Esmiuçar cansa, sobretudo se for um trabalho ponderado, baseado em factos (peço desde já desculpa por falar em factos, que sei que, também eles, aleijam) e digo desde já: quem me dera a mim, e provavelmente falo por todos, que não houvesse matéria para escrever. Mas o problema é mesmo esse. Há.

A pessoa que aqui for mencionada sempre pelo lado positivo, sempre pelo elogio, será aquela que não terá esqueletos no armário. Que não tenha nada a esconder, que se paute pela correção, pelo brio pessoal e profissional e pelas boas intenções. E eu, um leigo político, um mero interessado, depois de passar a fase de me auto mutilar intelectualmente por não ter conhecimentos suficientes, percebi que não preciso deles. Não preciso para perceber que a política é podre, corrupta e manipuladora. Não preciso para perceber que os partidos são conjuntos de marionetas que papagueiam as mesmas cartilhas até à exaustão. Não preciso para perceber que a oposição, quando feita por um partido, tem como objetivo principal o trocar de cadeiras. E, sobretudo, não preciso para perceber que, quem chega a altos cargos, dá nós à sua própria corda pelo caminho. E vai desatando conforme a sua agenda e, novamente, as suas intenções.

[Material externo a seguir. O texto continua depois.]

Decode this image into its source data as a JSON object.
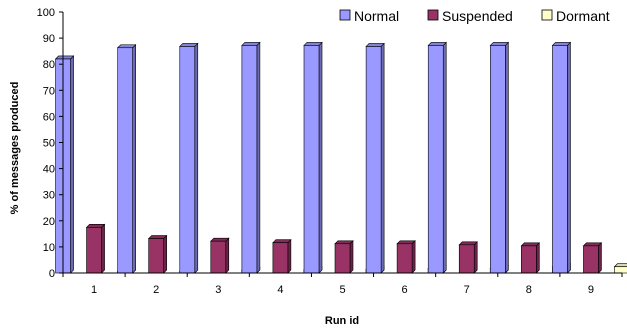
{
  "chart_data": {
    "type": "bar",
    "title": "",
    "xlabel": "Run id",
    "ylabel": "% of messages produced",
    "categories": [
      "1",
      "2",
      "3",
      "4",
      "5",
      "6",
      "7",
      "8",
      "9"
    ],
    "ylim": [
      0,
      100
    ],
    "yticks": [
      "0",
      "10",
      "20",
      "30",
      "40",
      "50",
      "60",
      "70",
      "80",
      "90",
      "100"
    ],
    "grid": false,
    "legend_position": "top-right",
    "series": [
      {
        "name": "Normal",
        "color": "#9999ff",
        "values": [
          82,
          86.3,
          86.8,
          87.2,
          87.2,
          86.8,
          87.2,
          87.2,
          87.2
        ]
      },
      {
        "name": "Suspended",
        "color": "#993366",
        "values": [
          17.5,
          13.2,
          12.2,
          11.6,
          11.2,
          11.2,
          10.8,
          10.4,
          10.4
        ]
      },
      {
        "name": "Dormant",
        "color": "#ffffcc",
        "values": [
          0.5,
          0.5,
          1.0,
          1.2,
          1.4,
          1.8,
          1.8,
          2.4,
          2.4
        ]
      }
    ]
  }
}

Atenção, caro leitor. Quem me dera não ter razão nisto que digo. Desejo profundamente que apareça alguém, aqui ou em qualquer lado, que torne esta opinião obsoleta. Desejo que este blog deixe de ter matéria para escrever, no que ao esmiuçar da realidade, no que ao descobrir o que ninguém quer que se descubra, diz respeito. E deixo mesmo esse repto a todas as pessoas que lerem este texto. Mas sei que não há. Não há até prova em contrário.

No final de tudo isto, restam apenas duas coisas. Primeiro, este blog aleija. Eu sei disso, todos sabemos disso. Segundo, sou apenas um miúdo. Que ninguém me leve a sério.